A bird's-eye view of gold mines in Guyana. Photo by Evelyn Swain.
A bird's-eye view of gold mines in Guyana. Photo by Evelyn Swain.

Gold mining is the main driver of forest loss and ecosystem degradation in Guyana. But not only are forests at risk, mercury is used in the gold mining process, further contaminating the environment and putting humans and other species’ health at risk.

In an effort to help combat the problem within this important sector of its economy, Guyana has launched a new effort to eliminate mercury use from small-scale artisanal gold mining.

The new project, backed by the Global Environment Facility and other partners including Conservation International and UN Environment, will assist Guyana with converting to mercury free mining by 2025.  It plans to do this by involving business enterprises in the supply chain that will produce and market responsibly mined mercury-free gold from El Dorado.

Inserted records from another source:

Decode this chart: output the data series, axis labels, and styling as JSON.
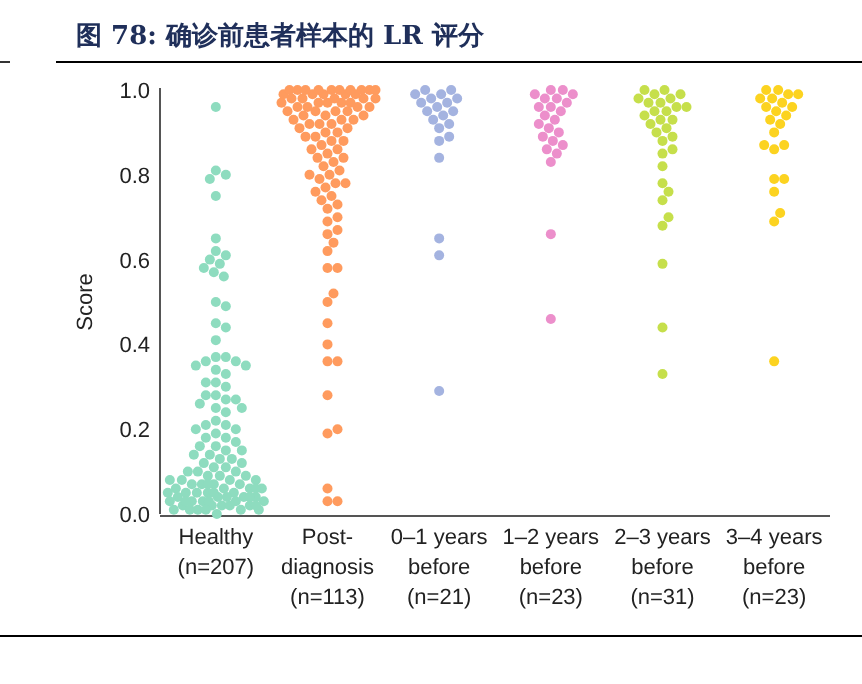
{
  "chart_data": {
    "type": "scatter",
    "title": "图 78:  确诊前患者样本的 LR 评分",
    "ylabel": "Score",
    "categories": [
      "Healthy\n(n=207)",
      "Post-\ndiagnosis\n(n=113)",
      "0–1 years\nbefore\n(n=21)",
      "1–2 years\nbefore\n(n=23)",
      "2–3 years\nbefore\n(n=31)",
      "3–4 years\nbefore\n(n=23)"
    ],
    "ylim": [
      0,
      1
    ],
    "yticks": [
      {
        "value": 0,
        "label": "0.0"
      },
      {
        "value": 0.2,
        "label": "0.2"
      },
      {
        "value": 0.4,
        "label": "0.4"
      },
      {
        "value": 0.6,
        "label": "0.6"
      },
      {
        "value": 0.8,
        "label": "0.8"
      },
      {
        "value": 1,
        "label": "1.0"
      }
    ],
    "marker": "circle",
    "series": [
      {
        "color": "#8edcbf",
        "x": [
          "Healthy\n(n=207)",
          "Healthy\n(n=207)",
          "Healthy\n(n=207)",
          "Healthy\n(n=207)",
          "Healthy\n(n=207)",
          "Healthy\n(n=207)",
          "Healthy\n(n=207)",
          "Healthy\n(n=207)",
          "Healthy\n(n=207)",
          "Healthy\n(n=207)",
          "Healthy\n(n=207)",
          "Healthy\n(n=207)",
          "Healthy\n(n=207)",
          "Healthy\n(n=207)",
          "Healthy\n(n=207)",
          "Healthy\n(n=207)",
          "Healthy\n(n=207)",
          "Healthy\n(n=207)",
          "Healthy\n(n=207)",
          "Healthy\n(n=207)",
          "Healthy\n(n=207)",
          "Healthy\n(n=207)",
          "Healthy\n(n=207)",
          "Healthy\n(n=207)",
          "Healthy\n(n=207)",
          "Healthy\n(n=207)",
          "Healthy\n(n=207)",
          "Healthy\n(n=207)",
          "Healthy\n(n=207)",
          "Healthy\n(n=207)",
          "Healthy\n(n=207)",
          "Healthy\n(n=207)",
          "Healthy\n(n=207)",
          "Healthy\n(n=207)",
          "Healthy\n(n=207)",
          "Healthy\n(n=207)",
          "Healthy\n(n=207)",
          "Healthy\n(n=207)",
          "Healthy\n(n=207)",
          "Healthy\n(n=207)",
          "Healthy\n(n=207)",
          "Healthy\n(n=207)",
          "Healthy\n(n=207)",
          "Healthy\n(n=207)",
          "Healthy\n(n=207)",
          "Healthy\n(n=207)",
          "Healthy\n(n=207)",
          "Healthy\n(n=207)",
          "Healthy\n(n=207)",
          "Healthy\n(n=207)",
          "Healthy\n(n=207)",
          "Healthy\n(n=207)",
          "Healthy\n(n=207)",
          "Healthy\n(n=207)",
          "Healthy\n(n=207)",
          "Healthy\n(n=207)",
          "Healthy\n(n=207)",
          "Healthy\n(n=207)",
          "Healthy\n(n=207)",
          "Healthy\n(n=207)",
          "Healthy\n(n=207)",
          "Healthy\n(n=207)",
          "Healthy\n(n=207)",
          "Healthy\n(n=207)",
          "Healthy\n(n=207)",
          "Healthy\n(n=207)",
          "Healthy\n(n=207)",
          "Healthy\n(n=207)",
          "Healthy\n(n=207)",
          "Healthy\n(n=207)",
          "Healthy\n(n=207)",
          "Healthy\n(n=207)",
          "Healthy\n(n=207)",
          "Healthy\n(n=207)",
          "Healthy\n(n=207)",
          "Healthy\n(n=207)",
          "Healthy\n(n=207)",
          "Healthy\n(n=207)",
          "Healthy\n(n=207)",
          "Healthy\n(n=207)",
          "Healthy\n(n=207)",
          "Healthy\n(n=207)",
          "Healthy\n(n=207)",
          "Healthy\n(n=207)",
          "Healthy\n(n=207)",
          "Healthy\n(n=207)",
          "Healthy\n(n=207)",
          "Healthy\n(n=207)",
          "Healthy\n(n=207)",
          "Healthy\n(n=207)",
          "Healthy\n(n=207)",
          "Healthy\n(n=207)",
          "Healthy\n(n=207)",
          "Healthy\n(n=207)",
          "Healthy\n(n=207)",
          "Healthy\n(n=207)",
          "Healthy\n(n=207)",
          "Healthy\n(n=207)",
          "Healthy\n(n=207)",
          "Healthy\n(n=207)",
          "Healthy\n(n=207)",
          "Healthy\n(n=207)",
          "Healthy\n(n=207)",
          "Healthy\n(n=207)",
          "Healthy\n(n=207)",
          "Healthy\n(n=207)",
          "Healthy\n(n=207)",
          "Healthy\n(n=207)",
          "Healthy\n(n=207)",
          "Healthy\n(n=207)"
        ],
        "values": [
          0.96,
          0.81,
          0.8,
          0.79,
          0.75,
          0.65,
          0.62,
          0.61,
          0.6,
          0.59,
          0.58,
          0.57,
          0.56,
          0.5,
          0.49,
          0.45,
          0.44,
          0.41,
          0.37,
          0.37,
          0.36,
          0.36,
          0.35,
          0.35,
          0.34,
          0.33,
          0.31,
          0.31,
          0.3,
          0.28,
          0.28,
          0.27,
          0.27,
          0.26,
          0.25,
          0.25,
          0.24,
          0.22,
          0.21,
          0.21,
          0.2,
          0.2,
          0.19,
          0.18,
          0.18,
          0.17,
          0.16,
          0.16,
          0.15,
          0.15,
          0.14,
          0.14,
          0.13,
          0.13,
          0.12,
          0.12,
          0.11,
          0.11,
          0.1,
          0.1,
          0.1,
          0.09,
          0.09,
          0.09,
          0.08,
          0.08,
          0.08,
          0.07,
          0.07,
          0.07,
          0.07,
          0.06,
          0.06,
          0.06,
          0.06,
          0.05,
          0.05,
          0.05,
          0.05,
          0.05,
          0.04,
          0.04,
          0.04,
          0.04,
          0.04,
          0.03,
          0.03,
          0.03,
          0.03,
          0.03,
          0.02,
          0.02,
          0.02,
          0.02,
          0.02,
          0.01,
          0.01,
          0.01,
          0.01,
          0.01,
          0.08,
          0.06,
          0.04,
          0.03,
          0.02,
          0.07,
          0.05,
          0.03,
          0.01,
          0.0
        ]
      },
      {
        "color": "#ff9b5e",
        "x": [
          "Post-\ndiagnosis\n(n=113)",
          "Post-\ndiagnosis\n(n=113)",
          "Post-\ndiagnosis\n(n=113)",
          "Post-\ndiagnosis\n(n=113)",
          "Post-\ndiagnosis\n(n=113)",
          "Post-\ndiagnosis\n(n=113)",
          "Post-\ndiagnosis\n(n=113)",
          "Post-\ndiagnosis\n(n=113)",
          "Post-\ndiagnosis\n(n=113)",
          "Post-\ndiagnosis\n(n=113)",
          "Post-\ndiagnosis\n(n=113)",
          "Post-\ndiagnosis\n(n=113)",
          "Post-\ndiagnosis\n(n=113)",
          "Post-\ndiagnosis\n(n=113)",
          "Post-\ndiagnosis\n(n=113)",
          "Post-\ndiagnosis\n(n=113)",
          "Post-\ndiagnosis\n(n=113)",
          "Post-\ndiagnosis\n(n=113)",
          "Post-\ndiagnosis\n(n=113)",
          "Post-\ndiagnosis\n(n=113)",
          "Post-\ndiagnosis\n(n=113)",
          "Post-\ndiagnosis\n(n=113)",
          "Post-\ndiagnosis\n(n=113)",
          "Post-\ndiagnosis\n(n=113)",
          "Post-\ndiagnosis\n(n=113)",
          "Post-\ndiagnosis\n(n=113)",
          "Post-\ndiagnosis\n(n=113)",
          "Post-\ndiagnosis\n(n=113)",
          "Post-\ndiagnosis\n(n=113)",
          "Post-\ndiagnosis\n(n=113)",
          "Post-\ndiagnosis\n(n=113)",
          "Post-\ndiagnosis\n(n=113)",
          "Post-\ndiagnosis\n(n=113)",
          "Post-\ndiagnosis\n(n=113)",
          "Post-\ndiagnosis\n(n=113)",
          "Post-\ndiagnosis\n(n=113)",
          "Post-\ndiagnosis\n(n=113)",
          "Post-\ndiagnosis\n(n=113)",
          "Post-\ndiagnosis\n(n=113)",
          "Post-\ndiagnosis\n(n=113)",
          "Post-\ndiagnosis\n(n=113)",
          "Post-\ndiagnosis\n(n=113)",
          "Post-\ndiagnosis\n(n=113)",
          "Post-\ndiagnosis\n(n=113)",
          "Post-\ndiagnosis\n(n=113)",
          "Post-\ndiagnosis\n(n=113)",
          "Post-\ndiagnosis\n(n=113)",
          "Post-\ndiagnosis\n(n=113)",
          "Post-\ndiagnosis\n(n=113)",
          "Post-\ndiagnosis\n(n=113)",
          "Post-\ndiagnosis\n(n=113)",
          "Post-\ndiagnosis\n(n=113)",
          "Post-\ndiagnosis\n(n=113)",
          "Post-\ndiagnosis\n(n=113)",
          "Post-\ndiagnosis\n(n=113)",
          "Post-\ndiagnosis\n(n=113)",
          "Post-\ndiagnosis\n(n=113)",
          "Post-\ndiagnosis\n(n=113)",
          "Post-\ndiagnosis\n(n=113)",
          "Post-\ndiagnosis\n(n=113)",
          "Post-\ndiagnosis\n(n=113)",
          "Post-\ndiagnosis\n(n=113)",
          "Post-\ndiagnosis\n(n=113)",
          "Post-\ndiagnosis\n(n=113)",
          "Post-\ndiagnosis\n(n=113)",
          "Post-\ndiagnosis\n(n=113)",
          "Post-\ndiagnosis\n(n=113)",
          "Post-\ndiagnosis\n(n=113)",
          "Post-\ndiagnosis\n(n=113)",
          "Post-\ndiagnosis\n(n=113)",
          "Post-\ndiagnosis\n(n=113)",
          "Post-\ndiagnosis\n(n=113)",
          "Post-\ndiagnosis\n(n=113)",
          "Post-\ndiagnosis\n(n=113)",
          "Post-\ndiagnosis\n(n=113)",
          "Post-\ndiagnosis\n(n=113)",
          "Post-\ndiagnosis\n(n=113)",
          "Post-\ndiagnosis\n(n=113)",
          "Post-\ndiagnosis\n(n=113)",
          "Post-\ndiagnosis\n(n=113)",
          "Post-\ndiagnosis\n(n=113)",
          "Post-\ndiagnosis\n(n=113)",
          "Post-\ndiagnosis\n(n=113)",
          "Post-\ndiagnosis\n(n=113)",
          "Post-\ndiagnosis\n(n=113)",
          "Post-\ndiagnosis\n(n=113)",
          "Post-\ndiagnosis\n(n=113)",
          "Post-\ndiagnosis\n(n=113)",
          "Post-\ndiagnosis\n(n=113)",
          "Post-\ndiagnosis\n(n=113)"
        ],
        "values": [
          0.03,
          0.03,
          0.06,
          0.19,
          0.2,
          0.28,
          0.36,
          0.36,
          0.4,
          0.45,
          0.5,
          0.52,
          0.58,
          0.58,
          0.62,
          0.64,
          0.66,
          0.67,
          0.69,
          0.7,
          0.72,
          0.73,
          0.74,
          0.75,
          0.76,
          0.77,
          0.78,
          0.78,
          0.79,
          0.8,
          0.8,
          0.81,
          0.82,
          0.83,
          0.84,
          0.84,
          0.85,
          0.86,
          0.86,
          0.87,
          0.88,
          0.88,
          0.89,
          0.89,
          0.9,
          0.9,
          0.91,
          0.91,
          0.92,
          0.92,
          0.92,
          0.93,
          0.93,
          0.93,
          0.94,
          0.94,
          0.94,
          0.95,
          0.95,
          0.95,
          0.95,
          0.96,
          0.96,
          0.96,
          0.96,
          0.97,
          0.97,
          0.97,
          0.97,
          0.97,
          0.98,
          0.98,
          0.98,
          0.98,
          0.98,
          0.99,
          0.99,
          0.99,
          0.99,
          0.99,
          1.0,
          1.0,
          1.0,
          1.0,
          1.0,
          1.0,
          1.0,
          1.0,
          1.0,
          1.0
        ]
      },
      {
        "color": "#a4b3e0",
        "x": [
          "0–1 years\nbefore\n(n=21)",
          "0–1 years\nbefore\n(n=21)",
          "0–1 years\nbefore\n(n=21)",
          "0–1 years\nbefore\n(n=21)",
          "0–1 years\nbefore\n(n=21)",
          "0–1 years\nbefore\n(n=21)",
          "0–1 years\nbefore\n(n=21)",
          "0–1 years\nbefore\n(n=21)",
          "0–1 years\nbefore\n(n=21)",
          "0–1 years\nbefore\n(n=21)",
          "0–1 years\nbefore\n(n=21)",
          "0–1 years\nbefore\n(n=21)",
          "0–1 years\nbefore\n(n=21)",
          "0–1 years\nbefore\n(n=21)",
          "0–1 years\nbefore\n(n=21)",
          "0–1 years\nbefore\n(n=21)",
          "0–1 years\nbefore\n(n=21)",
          "0–1 years\nbefore\n(n=21)",
          "0–1 years\nbefore\n(n=21)",
          "0–1 years\nbefore\n(n=21)",
          "0–1 years\nbefore\n(n=21)"
        ],
        "values": [
          0.29,
          0.61,
          0.65,
          0.84,
          0.88,
          0.89,
          0.91,
          0.92,
          0.93,
          0.94,
          0.95,
          0.95,
          0.96,
          0.97,
          0.97,
          0.98,
          0.98,
          0.99,
          0.99,
          1.0,
          1.0
        ]
      },
      {
        "color": "#ec8fcb",
        "x": [
          "1–2 years\nbefore\n(n=23)",
          "1–2 years\nbefore\n(n=23)",
          "1–2 years\nbefore\n(n=23)",
          "1–2 years\nbefore\n(n=23)",
          "1–2 years\nbefore\n(n=23)",
          "1–2 years\nbefore\n(n=23)",
          "1–2 years\nbefore\n(n=23)",
          "1–2 years\nbefore\n(n=23)",
          "1–2 years\nbefore\n(n=23)",
          "1–2 years\nbefore\n(n=23)",
          "1–2 years\nbefore\n(n=23)",
          "1–2 years\nbefore\n(n=23)",
          "1–2 years\nbefore\n(n=23)",
          "1–2 years\nbefore\n(n=23)",
          "1–2 years\nbefore\n(n=23)",
          "1–2 years\nbefore\n(n=23)",
          "1–2 years\nbefore\n(n=23)",
          "1–2 years\nbefore\n(n=23)",
          "1–2 years\nbefore\n(n=23)",
          "1–2 years\nbefore\n(n=23)",
          "1–2 years\nbefore\n(n=23)",
          "1–2 years\nbefore\n(n=23)",
          "1–2 years\nbefore\n(n=23)"
        ],
        "values": [
          0.46,
          0.66,
          0.83,
          0.85,
          0.86,
          0.87,
          0.88,
          0.89,
          0.9,
          0.91,
          0.92,
          0.93,
          0.94,
          0.95,
          0.96,
          0.96,
          0.97,
          0.98,
          0.98,
          0.99,
          0.99,
          1.0,
          1.0
        ]
      },
      {
        "color": "#c6df4b",
        "x": [
          "2–3 years\nbefore\n(n=31)",
          "2–3 years\nbefore\n(n=31)",
          "2–3 years\nbefore\n(n=31)",
          "2–3 years\nbefore\n(n=31)",
          "2–3 years\nbefore\n(n=31)",
          "2–3 years\nbefore\n(n=31)",
          "2–3 years\nbefore\n(n=31)",
          "2–3 years\nbefore\n(n=31)",
          "2–3 years\nbefore\n(n=31)",
          "2–3 years\nbefore\n(n=31)",
          "2–3 years\nbefore\n(n=31)",
          "2–3 years\nbefore\n(n=31)",
          "2–3 years\nbefore\n(n=31)",
          "2–3 years\nbefore\n(n=31)",
          "2–3 years\nbefore\n(n=31)",
          "2–3 years\nbefore\n(n=31)",
          "2–3 years\nbefore\n(n=31)",
          "2–3 years\nbefore\n(n=31)",
          "2–3 years\nbefore\n(n=31)",
          "2–3 years\nbefore\n(n=31)",
          "2–3 years\nbefore\n(n=31)",
          "2–3 years\nbefore\n(n=31)",
          "2–3 years\nbefore\n(n=31)",
          "2–3 years\nbefore\n(n=31)",
          "2–3 years\nbefore\n(n=31)",
          "2–3 years\nbefore\n(n=31)",
          "2–3 years\nbefore\n(n=31)",
          "2–3 years\nbefore\n(n=31)",
          "2–3 years\nbefore\n(n=31)",
          "2–3 years\nbefore\n(n=31)",
          "2–3 years\nbefore\n(n=31)"
        ],
        "values": [
          0.33,
          0.44,
          0.59,
          0.68,
          0.7,
          0.74,
          0.76,
          0.78,
          0.82,
          0.85,
          0.86,
          0.88,
          0.89,
          0.9,
          0.91,
          0.92,
          0.93,
          0.93,
          0.94,
          0.95,
          0.95,
          0.96,
          0.96,
          0.97,
          0.97,
          0.98,
          0.98,
          0.99,
          0.99,
          1.0,
          1.0
        ]
      },
      {
        "color": "#fcd320",
        "x": [
          "3–4 years\nbefore\n(n=23)",
          "3–4 years\nbefore\n(n=23)",
          "3–4 years\nbefore\n(n=23)",
          "3–4 years\nbefore\n(n=23)",
          "3–4 years\nbefore\n(n=23)",
          "3–4 years\nbefore\n(n=23)",
          "3–4 years\nbefore\n(n=23)",
          "3–4 years\nbefore\n(n=23)",
          "3–4 years\nbefore\n(n=23)",
          "3–4 years\nbefore\n(n=23)",
          "3–4 years\nbefore\n(n=23)",
          "3–4 years\nbefore\n(n=23)",
          "3–4 years\nbefore\n(n=23)",
          "3–4 years\nbefore\n(n=23)",
          "3–4 years\nbefore\n(n=23)",
          "3–4 years\nbefore\n(n=23)",
          "3–4 years\nbefore\n(n=23)",
          "3–4 years\nbefore\n(n=23)",
          "3–4 years\nbefore\n(n=23)",
          "3–4 years\nbefore\n(n=23)",
          "3–4 years\nbefore\n(n=23)",
          "3–4 years\nbefore\n(n=23)",
          "3–4 years\nbefore\n(n=23)"
        ],
        "values": [
          0.36,
          0.69,
          0.71,
          0.76,
          0.79,
          0.79,
          0.86,
          0.87,
          0.87,
          0.9,
          0.92,
          0.93,
          0.94,
          0.95,
          0.96,
          0.96,
          0.97,
          0.98,
          0.98,
          0.99,
          0.99,
          1.0,
          1.0
        ]
      }
    ]
  }
}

“El Dorado” has a special significance in Guyana, which was central in the 1500s to the search for the fabled El Dorado city made entirely out of gold.

Guyana is the first of eight countries to launch a national project as part of the GEF funded GOLD – Global Opportunities for Long-term Development in the Artisanal Small Gold Mining Sector – program. The launch included participation by the Minister of Natural Resources of Guyana, the Head of Guyana’s EPA, the Guyana Geology and Mines Commission, the Gold and Diamond Miners’ Association, the Women Miners Organization, and representatives of local indigenous peoples.

Guyana is covered by rainforest on 85% of its territory. While remaining largely intact over the course of history, primarily due to a small population and low accessibility, in the last ten years Guyana’s rainforests have been increasingly exploited for gold mining. The growth in mining activities is largely due to a growing international demand for gold and high gold prices.

Through the GOLD program, the GEF will provide funds to eight countries with a sizable gold mining sector where many artisanal miners still rely on mercury for gold extraction. A GEF investment of $45 million is expected to attract more than $135 million in additional funding from government budget, international financing institutions, and private companies.

Conservation International will implement the project in Guyana with government, private sector, and other partners in the sector as part of an initiative to realize a responsible artisanal, small and medium scale gold mining sector. The other projects in the GOLD program will be implemented by UN Environment, UNDP, and UNIDO in Burkina Faso, Colombia, Indonesia, Kenya, Peru, Mongolia and the Philippines.

The establishment of the Minamata Convention on Mercury in 2013 was a milestone in the global fight against mercury pollution. The Guyana project is a bold step forward from the country in order to deliver on their commitment under the convention.